La Fondazione Jiménez Díaz lancia un protocollo per ridurre la mortalità da tromboembolia polmonare

Più di 28.000 persone soffrono di tromboembolismo polmonare (PTE) ogni anno in Spagna. Il 16, 7% delle persone che soffrono di questa malattia muore e di loro, l'8, 9% lo fa in ambiente ospedaliero. Ma c'è un dato che mette in allerta il settore: oltre il 90% dei decessi da EP si verifica in soggetti non diagnosticati e, quindi, non precedentemente trattati. Per dare una svolta di 180 ° a questa situazione, l'Ospedale Universitario Fundación Jiménez Díaz ha recentemente creato il Codice TEP, un protocollo multidisciplinare e la continuità dell'assistenza per ridurre la mortalità associata a questa malattia.

Questo protocollo, che sarà sviluppato in coordinamento con il servizio di emergenza SAMUR "persegue la diagnosi precoce e la gestione urgente e programmata di questa patologia", spiega il dott. Roberto Martín Reyes, responsabile del progetto. "Parliamo di una patologia dipendente dal tempo che possiamo trattare molte specialità, quindi è importante che lavoriamo tutti allo stesso modo per far progredire e accelerare la diagnosi precoce e il trattamento con anticoagulanti e dall'ambulanza " , afferma lo specialista in Cardiologia interventistica e collegato al servizio di cardiologia dell'ospedale di Madrid.

Le chiavi di questo protocollo sono la continuità di cura del processo e l'approccio multidisciplinare della patologia, dal momento che i servizi di Pneumologia, Cardiochirurgia, Medicina intensiva, Emergenza, Radiologia interventistica e Cardiologia saranno in grado di gestire le informazioni di ciascun caso.

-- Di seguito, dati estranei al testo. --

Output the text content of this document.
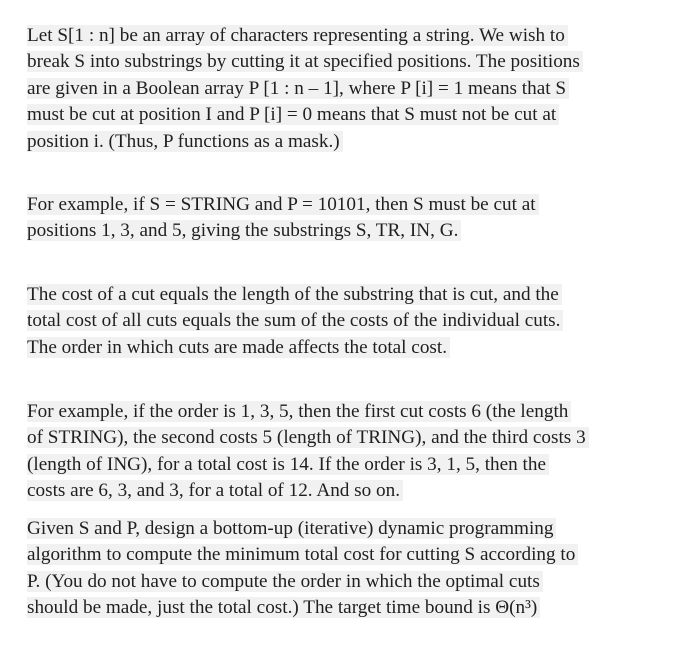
Let S[1 : n] be an array of characters representing a string. We wish to
break S into substrings by cutting it at specified positions. The positions
are given in a Boolean array P [1 : n – 1], where P [i] = 1 means that S
must be cut at position I and P [i] = 0 means that S must not be cut at
position i. (Thus, P functions as a mask.)
For example, if S = STRING and P = 10101, then S must be cut at
positions 1, 3, and 5, giving the substrings S, TR, IN, G.
The cost of a cut equals the length of the substring that is cut, and the
total cost of all cuts equals the sum of the costs of the individual cuts.
The order in which cuts are made affects the total cost.
For example, if the order is 1, 3, 5, then the first cut costs 6 (the length
of STRING), the second costs 5 (length of TRING), and the third costs 3
(length of ING), for a total cost is 14. If the order is 3, 1, 5, then the
costs are 6, 3, and 3, for a total of 12. And so on.
Given S and P, design a bottom-up (iterative) dynamic programming
algorithm to compute the minimum total cost for cutting S according to
P. (You do not have to compute the order in which the optimal cuts
should be made, just the total cost.) The target time bound is Θ(n³)
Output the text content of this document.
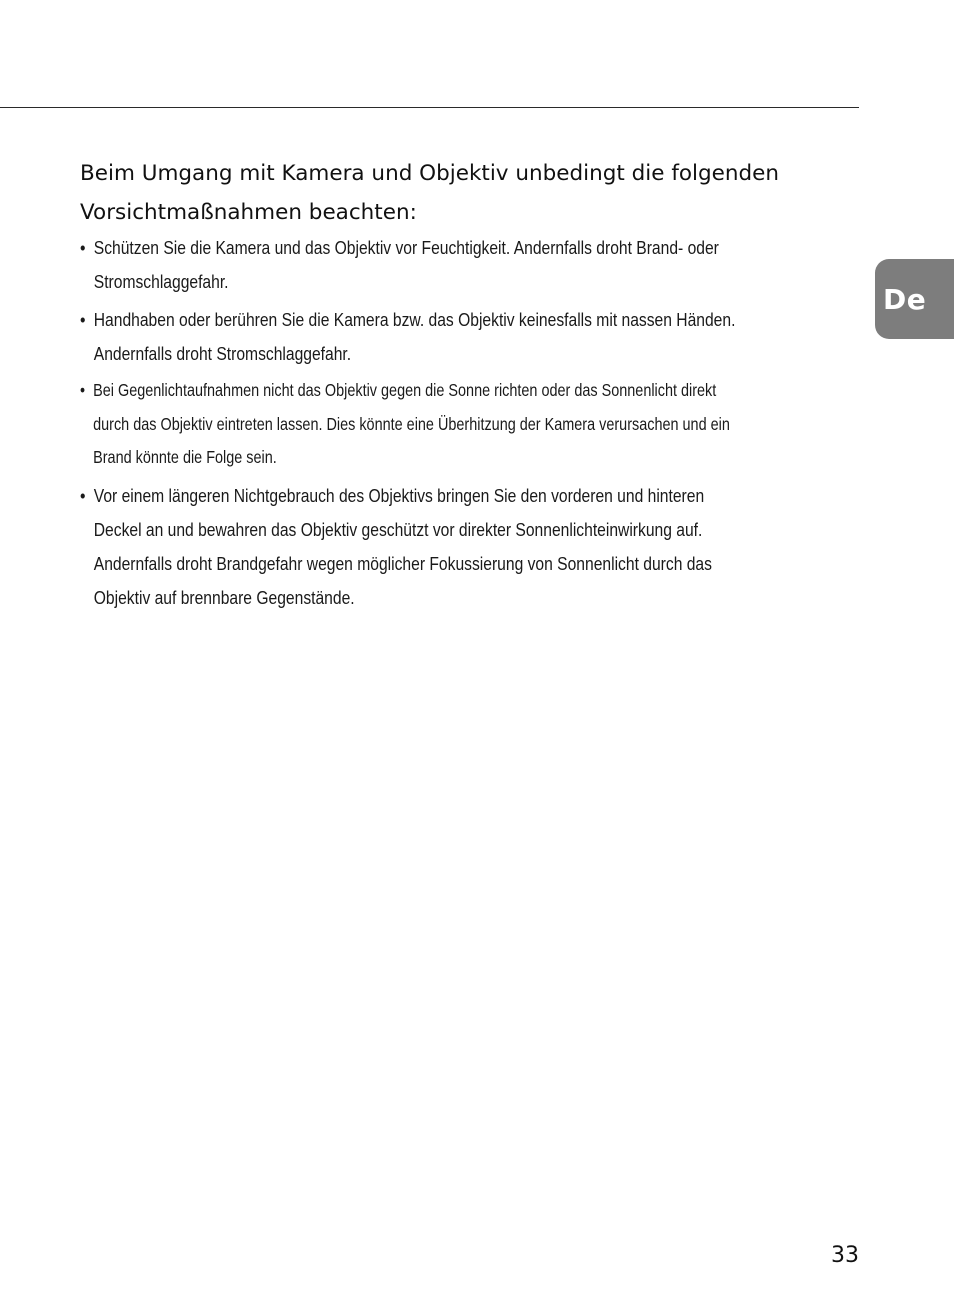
De
Beim Umgang mit Kamera und Objektiv unbedingt die folgenden
Vorsichtmaßnahmen beachten:
• Schützen Sie die Kamera und das Objektiv vor Feuchtigkeit. Andernfalls droht Brand- oder
Stromschlaggefahr.
• Handhaben oder berühren Sie die Kamera bzw. das Objektiv keinesfalls mit nassen Händen.
Andernfalls droht Stromschlaggefahr.
• Bei Gegenlichtaufnahmen nicht das Objektiv gegen die Sonne richten oder das Sonnenlicht direkt
durch das Objektiv eintreten lassen. Dies könnte eine Überhitzung der Kamera verursachen und ein
Brand könnte die Folge sein.
• Vor einem längeren Nichtgebrauch des Objektivs bringen Sie den vorderen und hinteren
Deckel an und bewahren das Objektiv geschützt vor direkter Sonnenlichteinwirkung auf.
Andernfalls droht Brandgefahr wegen möglicher Fokussierung von Sonnenlicht durch das
Objektiv auf brennbare Gegenstände.
33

Lavorando fianco a fianco con i medici di Samur - Protezione civile consentirà all'ospedale di Madrid di individuare eventuali casi. L'obiettivo della procedura è regolare l' azione di coordinamento operativo con la Fondazione Jiménez Díaz in tutte le situazioni in cui i lavoratori di Samur osservano sintomi compatibili con un tromboembolismo polmonare in un paziente che soddisfa i criteri di inclusione.

Criteri di inclusione

I criteri che gli esperti valuteranno per includere i pazienti nel Codice TEP, chiamato anche Codice 19, includono tre diversi blocchi di valutazione: il primo si riferisce ai sintomi (dispnea improvvisa, dolore al petto o sincope); il secondo, alla semiologia o allo studio di questi sintomi (desaturazione, esame fisico senza semiologia dello scompenso cardiaco e ECG compatibile) e il terzo, all'ecocopia compatibile (sovraccarico ventricolare destro, ipocinesia o acinesia della parete libera del ventricolo destro), compresa l' applicazione della cosiddetta scala dei pozzetti semplificata, un sistema di previsione clinica per il PET.

Dalla loro analisi derivano due profili di paziente : quelli con probabilità bassa o moderata di EP, che includerà persone che non soddisfano almeno un criterio di ciascuno dei blocchi anche se hanno un punteggio sulla scala semplificata di Wells, in il cui caso l'anticoagulazione non deve essere iniziata; e quelli con alta probabilità di TEP, quando viene soddisfatto almeno un criterio di ciascuno dei tre blocchi, e in quel momento inizierà la procedura per l'azione prima di un codice 19.

Il valore e il contributo di questa nuova iniziativa sono già stati riconosciuti, inoltre, dalla Direzione generale per le emergenze e la protezione civile SAMUR-Protezione civile, che ha recentemente premiato "la collaborazione e la partecipazione della Fondazione Jiménez Díaz nell'attuazione del Codice TEP". al Servizio di Cardiologia dell'ospedale di Madrid uno dei premi con cui ogni anno riconosce la collaborazione fornita dai suoi alleati nel raggiungimento dei suoi obiettivi, come servizio pubblico, per il cittadino di Madrid.